There was however one bright spot, an abundance of essential supplies from a certain south west bakery firm. Naturally, and purely, in the interests of quality control, they had to be sampled. Empty cake boxes all round. Does a strawberry tart count as one of your five healthy fruit portions per day? If so, then a certain Mr Bunnet will be healthy for a full week!
Speaking of the south west, an ex-rally driver appeared as part of The Sheriff's support team. This was the first timeout for the Mk2 and said ex-rally driver was apparently offering some constructive criticism and 'helpful' driving hints to the car's new owner. In return for his pre-rally prep on the new machine, The Sheriff turned to his 'crew chief' and said: "Away ye go an' use up these auld tyres!" And use them up he did!There was a healthy turn out of Marshals too and it was good to see some current rally drivers there helping out at the stage finish waving the chequered flag. No doubt the Highland town would have been a quieter place last weekend as the 'Trio from Tain' descended on the Kingdom of Fife.
The trio included the driver of a certain black and yellow Vauxhall engined Suzuki and former Subaru pilot now converted to Mk2 runner.
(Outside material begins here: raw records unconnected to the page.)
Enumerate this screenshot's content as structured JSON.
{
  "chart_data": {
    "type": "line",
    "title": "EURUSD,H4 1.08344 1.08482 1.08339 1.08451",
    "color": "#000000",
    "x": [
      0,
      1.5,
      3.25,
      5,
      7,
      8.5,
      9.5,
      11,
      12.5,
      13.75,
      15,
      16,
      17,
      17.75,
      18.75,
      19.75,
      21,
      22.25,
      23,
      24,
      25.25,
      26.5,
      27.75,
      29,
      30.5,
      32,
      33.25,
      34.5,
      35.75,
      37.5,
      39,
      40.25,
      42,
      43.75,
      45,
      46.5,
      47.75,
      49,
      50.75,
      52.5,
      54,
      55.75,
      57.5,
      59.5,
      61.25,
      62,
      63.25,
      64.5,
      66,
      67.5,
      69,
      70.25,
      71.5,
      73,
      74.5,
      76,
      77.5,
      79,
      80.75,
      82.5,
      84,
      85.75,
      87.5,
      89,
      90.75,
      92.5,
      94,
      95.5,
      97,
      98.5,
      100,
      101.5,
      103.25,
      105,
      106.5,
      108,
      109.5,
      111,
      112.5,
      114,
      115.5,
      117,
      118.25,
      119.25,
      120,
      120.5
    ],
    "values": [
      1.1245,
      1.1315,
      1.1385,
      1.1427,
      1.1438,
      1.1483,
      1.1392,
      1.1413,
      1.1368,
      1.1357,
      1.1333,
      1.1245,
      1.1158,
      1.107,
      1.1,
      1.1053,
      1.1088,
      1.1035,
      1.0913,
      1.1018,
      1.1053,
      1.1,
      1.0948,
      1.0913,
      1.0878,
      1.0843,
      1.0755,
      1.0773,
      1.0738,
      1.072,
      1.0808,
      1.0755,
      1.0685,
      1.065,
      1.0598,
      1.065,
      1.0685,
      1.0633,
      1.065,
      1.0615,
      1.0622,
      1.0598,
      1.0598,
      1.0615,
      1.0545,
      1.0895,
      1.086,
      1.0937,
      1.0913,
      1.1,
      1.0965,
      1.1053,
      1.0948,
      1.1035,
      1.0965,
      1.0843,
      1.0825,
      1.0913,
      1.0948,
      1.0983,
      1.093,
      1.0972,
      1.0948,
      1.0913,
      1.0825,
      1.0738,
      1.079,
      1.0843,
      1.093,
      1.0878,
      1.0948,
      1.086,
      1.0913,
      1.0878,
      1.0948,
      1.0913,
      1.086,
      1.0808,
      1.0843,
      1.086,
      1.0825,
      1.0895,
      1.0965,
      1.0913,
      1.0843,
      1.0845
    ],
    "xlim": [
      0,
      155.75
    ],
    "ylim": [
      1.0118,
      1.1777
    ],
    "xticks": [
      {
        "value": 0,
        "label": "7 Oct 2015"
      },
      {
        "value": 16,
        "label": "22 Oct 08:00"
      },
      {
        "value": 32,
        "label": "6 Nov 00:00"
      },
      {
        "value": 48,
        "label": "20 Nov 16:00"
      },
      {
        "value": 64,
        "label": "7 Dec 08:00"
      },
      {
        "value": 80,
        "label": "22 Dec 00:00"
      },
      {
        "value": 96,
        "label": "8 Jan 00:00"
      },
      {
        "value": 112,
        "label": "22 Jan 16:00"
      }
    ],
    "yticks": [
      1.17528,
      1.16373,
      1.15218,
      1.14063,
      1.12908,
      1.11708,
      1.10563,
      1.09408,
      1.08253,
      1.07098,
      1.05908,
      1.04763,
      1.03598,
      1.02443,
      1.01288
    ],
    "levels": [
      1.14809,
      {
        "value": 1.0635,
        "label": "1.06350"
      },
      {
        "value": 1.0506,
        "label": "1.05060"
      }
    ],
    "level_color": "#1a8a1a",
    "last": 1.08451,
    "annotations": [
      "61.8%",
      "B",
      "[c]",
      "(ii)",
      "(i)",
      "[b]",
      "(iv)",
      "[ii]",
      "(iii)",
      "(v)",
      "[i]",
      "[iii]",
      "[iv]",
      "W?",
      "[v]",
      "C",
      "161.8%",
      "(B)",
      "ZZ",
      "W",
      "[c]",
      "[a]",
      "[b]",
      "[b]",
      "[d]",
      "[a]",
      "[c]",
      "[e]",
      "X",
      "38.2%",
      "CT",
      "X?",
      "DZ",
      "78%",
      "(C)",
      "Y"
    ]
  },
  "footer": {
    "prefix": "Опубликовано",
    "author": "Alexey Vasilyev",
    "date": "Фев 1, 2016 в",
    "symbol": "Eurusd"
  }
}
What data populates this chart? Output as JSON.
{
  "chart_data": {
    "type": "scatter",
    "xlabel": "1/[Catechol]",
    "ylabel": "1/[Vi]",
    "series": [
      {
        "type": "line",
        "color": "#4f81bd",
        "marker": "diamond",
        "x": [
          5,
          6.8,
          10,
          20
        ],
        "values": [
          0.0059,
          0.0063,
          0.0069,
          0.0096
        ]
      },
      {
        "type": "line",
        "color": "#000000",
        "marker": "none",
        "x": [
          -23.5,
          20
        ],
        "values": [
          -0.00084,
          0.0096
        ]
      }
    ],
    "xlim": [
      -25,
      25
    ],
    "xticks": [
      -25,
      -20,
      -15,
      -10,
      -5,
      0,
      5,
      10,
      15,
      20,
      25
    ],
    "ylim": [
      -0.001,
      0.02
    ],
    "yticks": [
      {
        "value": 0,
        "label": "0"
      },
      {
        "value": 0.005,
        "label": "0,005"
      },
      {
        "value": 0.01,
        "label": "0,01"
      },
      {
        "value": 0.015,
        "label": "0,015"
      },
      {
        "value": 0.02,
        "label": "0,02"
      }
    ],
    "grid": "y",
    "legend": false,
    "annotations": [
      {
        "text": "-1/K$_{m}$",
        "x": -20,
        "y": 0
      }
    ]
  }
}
They had driven down on the Friday and spent the night in the nearby historic tourist resort of Tillicoultry - on the basis that the name of the place made it sound quite attractive.The first pub they visited generated the view that: "Some sawdust on the flair would have upgraded the premises," so another hostelry was sought. It must have passed muster, it was sair heids all round on Saturday morning.
And there they were, sticking resolutely to their post, with the sun blazing down on their hat-less, follicly challenged nappers and dehydrated bodies and wishing for some of Knockhill's reputedly cooling rain. You'd think they'd learn, eh?